Instantly the parkade was full of people who hadn’t been there before, and of course they were all looking in my car—even the ones I couldn’t see. I put the car back in Park, set the brake, shut it off and unbuckled with a shaky right hand, and walked round to look: I had hit a concrete post with the right front corner of the car, which now looked much like the left front corner of the car in the pic above (which I grabbed just now off the internet): front bumper off its mount, side marker light smashed. Other bent-looking parts, but no crumpled metal or leaking fluids or dragging pieces. Completely driveable, but I was completely mortified: see this what I’ve done! The first, the very first time out, and see this what I’ve done!

Adjectives don’t exist to describe the degree and depth of shame and failure and dread I felt. I just sat there for awhile, but eventually had to get going—mostly so I wouldn’t be gone so long as to ignite parental worry by exceeding the “flight plan”, in those wired-phone days—so I hyper-carefully, slowly drove home.

First exchange when I walked in the front door, I had to say “I kinda had an accident with the car”. Anybody hurt? No. Crash with another car? No. I explained what had happened, we all went outside to look, my folks spoke with me about what had gone wrong, we all agreed it was a matter of pure inexperience, the car got fixed—it wasn’t anywhere near so awful as I’d felt, and we were fortunate enough to be well-insured and situated such that an unexpected car repair didn’t endanger our wellbeing—and life went on.

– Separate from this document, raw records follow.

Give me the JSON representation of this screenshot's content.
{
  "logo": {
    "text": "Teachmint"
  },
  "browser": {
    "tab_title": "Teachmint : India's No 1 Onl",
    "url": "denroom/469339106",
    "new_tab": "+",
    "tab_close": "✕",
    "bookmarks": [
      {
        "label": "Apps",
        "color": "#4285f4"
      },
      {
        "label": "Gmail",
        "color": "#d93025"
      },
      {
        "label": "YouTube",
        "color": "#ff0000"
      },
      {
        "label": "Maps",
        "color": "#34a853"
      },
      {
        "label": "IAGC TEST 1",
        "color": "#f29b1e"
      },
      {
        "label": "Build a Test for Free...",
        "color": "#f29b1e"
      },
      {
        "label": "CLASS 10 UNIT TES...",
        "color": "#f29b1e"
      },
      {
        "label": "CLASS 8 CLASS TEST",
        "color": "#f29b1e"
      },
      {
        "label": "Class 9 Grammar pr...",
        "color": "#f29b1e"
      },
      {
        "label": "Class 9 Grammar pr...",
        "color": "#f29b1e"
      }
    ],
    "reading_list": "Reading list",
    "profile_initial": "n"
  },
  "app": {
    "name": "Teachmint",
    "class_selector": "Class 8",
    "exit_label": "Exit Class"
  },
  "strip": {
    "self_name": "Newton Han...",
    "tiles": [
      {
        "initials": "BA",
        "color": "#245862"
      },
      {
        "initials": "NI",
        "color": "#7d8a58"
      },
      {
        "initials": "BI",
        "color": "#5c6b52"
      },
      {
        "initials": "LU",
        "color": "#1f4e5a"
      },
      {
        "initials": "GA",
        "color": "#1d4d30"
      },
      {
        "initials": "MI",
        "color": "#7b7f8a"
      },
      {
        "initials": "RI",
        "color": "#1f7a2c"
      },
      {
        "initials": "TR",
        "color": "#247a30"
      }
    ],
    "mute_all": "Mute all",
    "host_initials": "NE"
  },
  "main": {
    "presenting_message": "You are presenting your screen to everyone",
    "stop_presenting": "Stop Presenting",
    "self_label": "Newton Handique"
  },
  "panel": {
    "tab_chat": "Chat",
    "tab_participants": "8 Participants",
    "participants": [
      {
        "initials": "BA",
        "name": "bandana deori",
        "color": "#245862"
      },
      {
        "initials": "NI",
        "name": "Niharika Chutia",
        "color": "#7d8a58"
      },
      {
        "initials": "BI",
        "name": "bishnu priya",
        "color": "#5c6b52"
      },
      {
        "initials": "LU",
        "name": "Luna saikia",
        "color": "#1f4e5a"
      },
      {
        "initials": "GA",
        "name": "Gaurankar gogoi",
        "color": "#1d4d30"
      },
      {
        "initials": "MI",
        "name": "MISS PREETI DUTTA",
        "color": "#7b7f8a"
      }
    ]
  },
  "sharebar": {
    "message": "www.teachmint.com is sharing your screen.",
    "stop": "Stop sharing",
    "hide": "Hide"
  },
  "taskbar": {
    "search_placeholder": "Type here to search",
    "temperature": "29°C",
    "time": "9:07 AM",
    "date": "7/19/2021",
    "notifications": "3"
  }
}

You bet I am, to this day, extra-conservative in parking manœuvres! (I’m also not much damn good at ’em unless in a car with unusually good sightlines and a tight turning radius, but I don’t have a RWD Volvo any more, so I recently added a front-and-rear Bosch Park Pilot to my ’07 Accord. It helps more than I hoped, and I sweat less.)

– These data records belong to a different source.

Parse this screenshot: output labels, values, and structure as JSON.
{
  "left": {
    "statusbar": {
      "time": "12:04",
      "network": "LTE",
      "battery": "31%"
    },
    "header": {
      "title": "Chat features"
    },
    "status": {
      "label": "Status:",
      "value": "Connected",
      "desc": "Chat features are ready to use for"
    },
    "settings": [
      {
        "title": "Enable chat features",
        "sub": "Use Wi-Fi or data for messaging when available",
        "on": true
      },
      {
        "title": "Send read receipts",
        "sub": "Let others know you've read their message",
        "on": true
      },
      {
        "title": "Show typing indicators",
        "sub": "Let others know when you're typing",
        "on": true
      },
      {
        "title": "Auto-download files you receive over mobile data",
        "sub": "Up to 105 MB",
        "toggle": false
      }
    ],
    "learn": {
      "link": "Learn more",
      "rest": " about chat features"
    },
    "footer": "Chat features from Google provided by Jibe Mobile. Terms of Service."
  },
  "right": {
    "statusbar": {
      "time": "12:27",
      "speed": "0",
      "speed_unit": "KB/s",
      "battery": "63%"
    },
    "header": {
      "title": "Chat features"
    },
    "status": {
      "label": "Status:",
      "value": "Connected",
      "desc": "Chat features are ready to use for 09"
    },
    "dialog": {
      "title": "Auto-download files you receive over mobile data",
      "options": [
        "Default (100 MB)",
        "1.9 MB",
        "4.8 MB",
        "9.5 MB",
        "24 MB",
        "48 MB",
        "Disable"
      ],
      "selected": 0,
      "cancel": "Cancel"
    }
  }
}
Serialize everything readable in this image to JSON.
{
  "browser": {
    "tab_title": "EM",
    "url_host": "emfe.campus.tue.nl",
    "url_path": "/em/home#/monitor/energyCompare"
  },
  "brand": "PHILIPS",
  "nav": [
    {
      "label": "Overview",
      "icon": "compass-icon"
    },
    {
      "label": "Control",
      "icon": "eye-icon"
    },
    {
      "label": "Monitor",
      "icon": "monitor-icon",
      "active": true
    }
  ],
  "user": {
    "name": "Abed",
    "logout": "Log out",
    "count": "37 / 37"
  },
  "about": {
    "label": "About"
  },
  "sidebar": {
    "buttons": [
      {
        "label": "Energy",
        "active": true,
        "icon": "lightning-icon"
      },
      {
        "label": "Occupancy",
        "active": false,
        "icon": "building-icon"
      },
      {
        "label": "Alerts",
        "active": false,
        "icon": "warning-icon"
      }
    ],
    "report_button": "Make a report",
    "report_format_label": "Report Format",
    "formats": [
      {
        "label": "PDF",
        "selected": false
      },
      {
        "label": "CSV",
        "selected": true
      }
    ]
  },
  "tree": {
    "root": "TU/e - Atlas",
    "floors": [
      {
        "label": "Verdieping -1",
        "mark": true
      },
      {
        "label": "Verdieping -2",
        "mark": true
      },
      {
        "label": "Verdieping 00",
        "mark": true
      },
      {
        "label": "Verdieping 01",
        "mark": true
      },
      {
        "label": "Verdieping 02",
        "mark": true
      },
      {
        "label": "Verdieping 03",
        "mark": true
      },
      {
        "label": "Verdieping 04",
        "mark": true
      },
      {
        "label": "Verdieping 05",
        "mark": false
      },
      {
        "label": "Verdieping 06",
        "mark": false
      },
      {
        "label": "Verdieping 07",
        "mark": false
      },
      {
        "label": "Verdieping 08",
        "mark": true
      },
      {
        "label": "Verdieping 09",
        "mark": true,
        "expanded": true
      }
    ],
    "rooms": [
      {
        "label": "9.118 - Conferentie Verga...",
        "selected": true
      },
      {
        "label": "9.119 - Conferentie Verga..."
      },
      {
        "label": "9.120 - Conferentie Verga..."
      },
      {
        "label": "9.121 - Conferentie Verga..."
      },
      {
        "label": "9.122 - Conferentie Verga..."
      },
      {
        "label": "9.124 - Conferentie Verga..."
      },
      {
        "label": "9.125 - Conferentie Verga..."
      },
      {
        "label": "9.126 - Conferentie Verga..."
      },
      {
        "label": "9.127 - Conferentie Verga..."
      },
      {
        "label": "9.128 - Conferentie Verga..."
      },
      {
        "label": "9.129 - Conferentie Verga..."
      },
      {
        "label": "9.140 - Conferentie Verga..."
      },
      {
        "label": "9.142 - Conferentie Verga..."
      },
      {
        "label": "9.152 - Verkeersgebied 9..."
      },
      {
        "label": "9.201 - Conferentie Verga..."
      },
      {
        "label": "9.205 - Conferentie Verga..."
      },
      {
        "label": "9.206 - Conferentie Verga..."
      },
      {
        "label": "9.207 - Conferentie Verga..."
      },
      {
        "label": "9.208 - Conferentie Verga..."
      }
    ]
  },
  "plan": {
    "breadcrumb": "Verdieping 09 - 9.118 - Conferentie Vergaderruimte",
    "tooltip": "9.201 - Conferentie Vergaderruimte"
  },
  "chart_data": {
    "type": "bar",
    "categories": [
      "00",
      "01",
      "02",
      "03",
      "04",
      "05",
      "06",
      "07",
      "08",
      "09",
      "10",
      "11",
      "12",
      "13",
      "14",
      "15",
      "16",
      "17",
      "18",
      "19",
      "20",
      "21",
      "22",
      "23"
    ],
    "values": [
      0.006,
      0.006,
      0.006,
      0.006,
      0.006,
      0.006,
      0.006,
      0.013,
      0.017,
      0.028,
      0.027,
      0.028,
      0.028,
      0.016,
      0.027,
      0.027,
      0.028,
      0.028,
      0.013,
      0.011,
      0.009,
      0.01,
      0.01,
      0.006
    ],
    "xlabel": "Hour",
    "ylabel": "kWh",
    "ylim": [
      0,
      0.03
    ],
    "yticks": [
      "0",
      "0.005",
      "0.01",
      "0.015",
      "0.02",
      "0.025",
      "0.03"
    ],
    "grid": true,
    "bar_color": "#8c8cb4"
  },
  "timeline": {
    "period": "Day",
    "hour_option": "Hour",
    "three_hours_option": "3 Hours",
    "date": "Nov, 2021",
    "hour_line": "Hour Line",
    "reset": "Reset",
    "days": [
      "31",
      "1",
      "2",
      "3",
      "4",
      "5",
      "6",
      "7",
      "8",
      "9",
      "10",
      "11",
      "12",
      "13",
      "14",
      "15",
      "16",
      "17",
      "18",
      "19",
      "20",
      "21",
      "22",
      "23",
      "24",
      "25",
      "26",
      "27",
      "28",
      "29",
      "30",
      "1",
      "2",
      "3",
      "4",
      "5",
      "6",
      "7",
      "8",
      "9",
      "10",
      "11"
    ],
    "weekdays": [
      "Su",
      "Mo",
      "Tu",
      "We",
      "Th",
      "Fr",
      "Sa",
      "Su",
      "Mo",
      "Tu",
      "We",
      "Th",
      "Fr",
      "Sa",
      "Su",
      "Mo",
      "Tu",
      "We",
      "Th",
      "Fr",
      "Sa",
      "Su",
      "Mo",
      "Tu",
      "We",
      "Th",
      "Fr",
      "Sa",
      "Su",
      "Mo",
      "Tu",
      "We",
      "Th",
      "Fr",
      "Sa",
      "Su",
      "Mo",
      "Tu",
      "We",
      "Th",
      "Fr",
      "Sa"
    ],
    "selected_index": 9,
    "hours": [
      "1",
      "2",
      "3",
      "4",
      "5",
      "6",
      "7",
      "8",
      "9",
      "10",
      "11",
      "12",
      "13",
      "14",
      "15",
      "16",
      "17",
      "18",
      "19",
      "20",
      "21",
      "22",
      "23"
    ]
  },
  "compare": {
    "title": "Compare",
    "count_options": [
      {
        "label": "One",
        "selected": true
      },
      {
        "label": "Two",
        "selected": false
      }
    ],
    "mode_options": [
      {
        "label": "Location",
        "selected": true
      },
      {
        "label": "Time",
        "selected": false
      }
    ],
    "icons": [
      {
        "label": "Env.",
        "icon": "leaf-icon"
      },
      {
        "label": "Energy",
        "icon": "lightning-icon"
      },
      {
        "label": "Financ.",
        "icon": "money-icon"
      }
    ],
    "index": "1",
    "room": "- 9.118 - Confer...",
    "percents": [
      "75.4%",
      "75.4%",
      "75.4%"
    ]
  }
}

The silver lining—retrospectively, mostly, kindasorta, I think maybe—to the cloud of a substantially friendless childhood was exemption from peer pressure to do stupid things; I didn’t drink, smoke, take drugs or bets or dares or joyrides or things that didn’t belong to me—none of that. This parkade krunch could’ve been a whole hell of a lot worse in any of many ways: It could’ve been a traffic crash, I could’ve hit a pedestrian or a bicyclist, I could’ve been in my dad’s ’62 Dodge instead of the ’90 Jetta.

My folks and I did everything we could to avoid the krunch: they decided with me when they’d watched me drive long enough to be reasonably confident in my abilities, they decided with me where I’d go, and within what approximate timeframe. Me, I did all the pre-trip checks systematically and carefully, I observed all the rules and laws and regulations, and I paid attention to what I was doing. I just didn’t have the muscle memory, gainable only by experience, that would have warned me the wheels were turned the wrong way relative to where I was looking/going, nor the task experience to automatically devote a portion of my attention to keeping track of where the wheels are pointed. No matter how many or few hours of driver training, there are aspects of operator performance (i.e., driver behaviour) that improve only with accrued experience.

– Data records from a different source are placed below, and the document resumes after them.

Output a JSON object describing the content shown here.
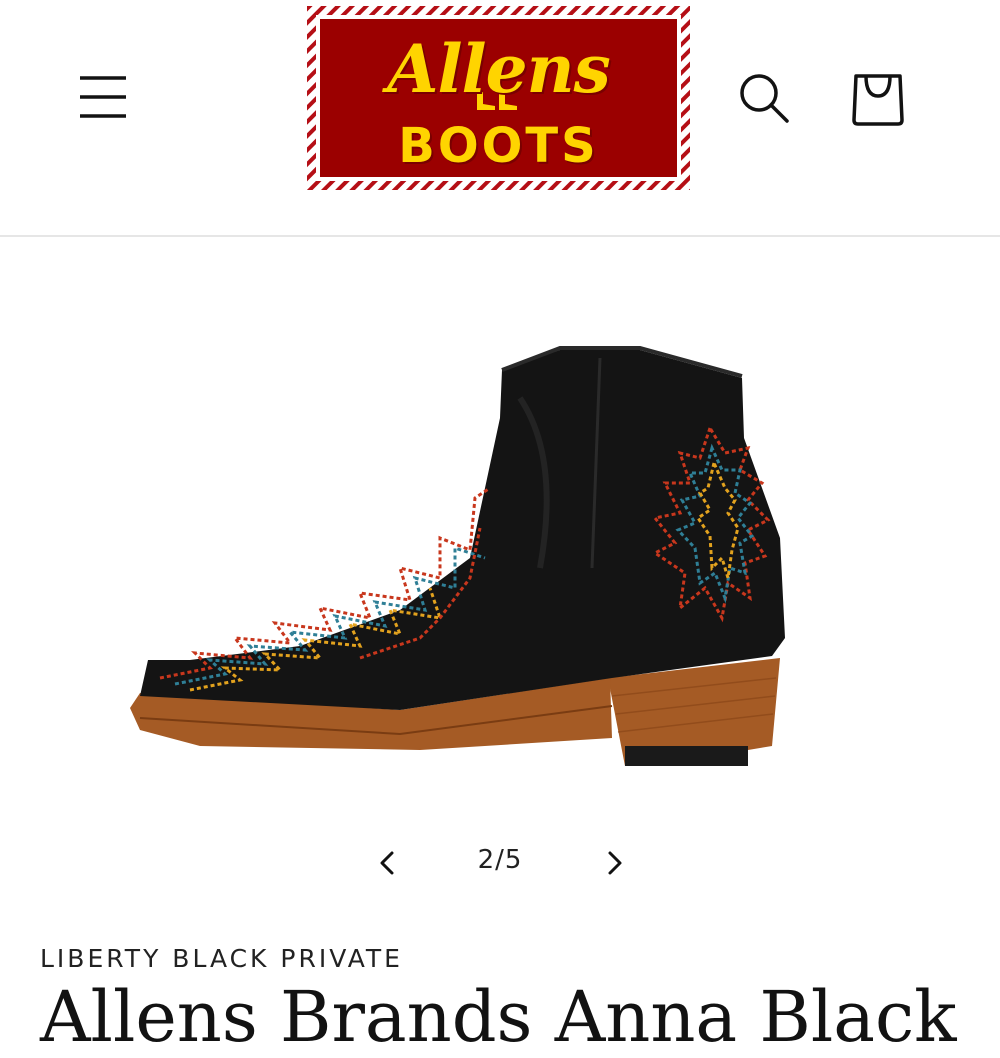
{
  "header": {
    "logo": {
      "script_text": "Allens",
      "bold_text": "BOOTS",
      "background_color": "#9b0000",
      "text_color": "#ffd400"
    },
    "menu_icon": "hamburger-menu-icon",
    "search_icon": "search-icon",
    "cart_icon": "shopping-bag-icon"
  },
  "gallery": {
    "image_subject": "black ankle boot with multicolor embroidery and stacked wooden heel",
    "prev_icon": "chevron-left-icon",
    "next_icon": "chevron-right-icon",
    "counter": "2/5"
  },
  "product": {
    "vendor": "LIBERTY BLACK PRIVATE",
    "title": "Allens Brands Anna Black"
  },
  "colors": {
    "boot_leather": "#141414",
    "heel_wood": "#a55b25",
    "stitch_red": "#c8371d",
    "stitch_blue": "#2f7f96",
    "stitch_yellow": "#e2a21e"
  }
}
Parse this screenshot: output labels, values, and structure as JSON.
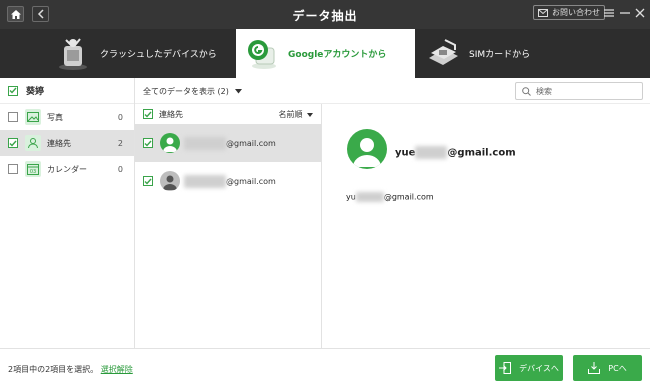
{
  "window": {
    "title": "データ抽出",
    "contact_label": "お問い合わせ"
  },
  "tabs": [
    {
      "label": "クラッシュしたデバイスから",
      "active": false,
      "icon": "crashed-phone-icon"
    },
    {
      "label": "Googleアカウントから",
      "active": true,
      "icon": "google-account-icon"
    },
    {
      "label": "SIMカードから",
      "active": false,
      "icon": "sim-card-icon"
    }
  ],
  "sidebar": {
    "header": "葵婷",
    "items": [
      {
        "label": "写真",
        "count": "0",
        "checked": false,
        "selected": false,
        "icon": "photo-icon"
      },
      {
        "label": "連絡先",
        "count": "2",
        "checked": true,
        "selected": true,
        "icon": "contact-icon"
      },
      {
        "label": "カレンダー",
        "count": "0",
        "checked": false,
        "selected": false,
        "icon": "calendar-icon"
      }
    ]
  },
  "toolbar": {
    "filter_label": "全てのデータを表示 (2)",
    "search_placeholder": "検索"
  },
  "list": {
    "header": "連絡先",
    "sort_label": "名前順",
    "rows": [
      {
        "email_suffix": "@gmail.com",
        "checked": true,
        "selected": true
      },
      {
        "email_suffix": "@gmail.com",
        "checked": true,
        "selected": false
      }
    ]
  },
  "detail": {
    "name_prefix": "yue",
    "name_suffix": "@gmail.com",
    "email_prefix": "yu",
    "email_suffix": "@gmail.com"
  },
  "footer": {
    "status": "2項目中の2項目を選択。",
    "deselect_link": "選択解除",
    "to_device": "デバイスへ",
    "to_pc": "PCへ"
  },
  "colors": {
    "accent": "#3aaa4a",
    "topbar": "#363636",
    "tabbar": "#2d2d2d",
    "selected_row": "#e1e1e1"
  }
}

And the folks reacted to the krunch in a thoughtful, reasonable manner: they didn’t freak out or exaggerate its seriousness—a courtesy I wasn’t expecting; it hadn’t been extended a year and a half previously when my sister spuriously accused me of breaking into that same Jetta in the high school car park. This time, though, we discussed in detail what happened, and why, and how variants of the same situation could result in much worse outcomes, and how to avoid that kind of lapse in future. We decided together when it was time for another try. I don’t recall there being much of a delay on that; this was not really the sort of lesson that could be meaningfully enhanced with punitive or arbitrary discipline.

Awright, your turn: tell about your first accident, incident, crash, or crackup.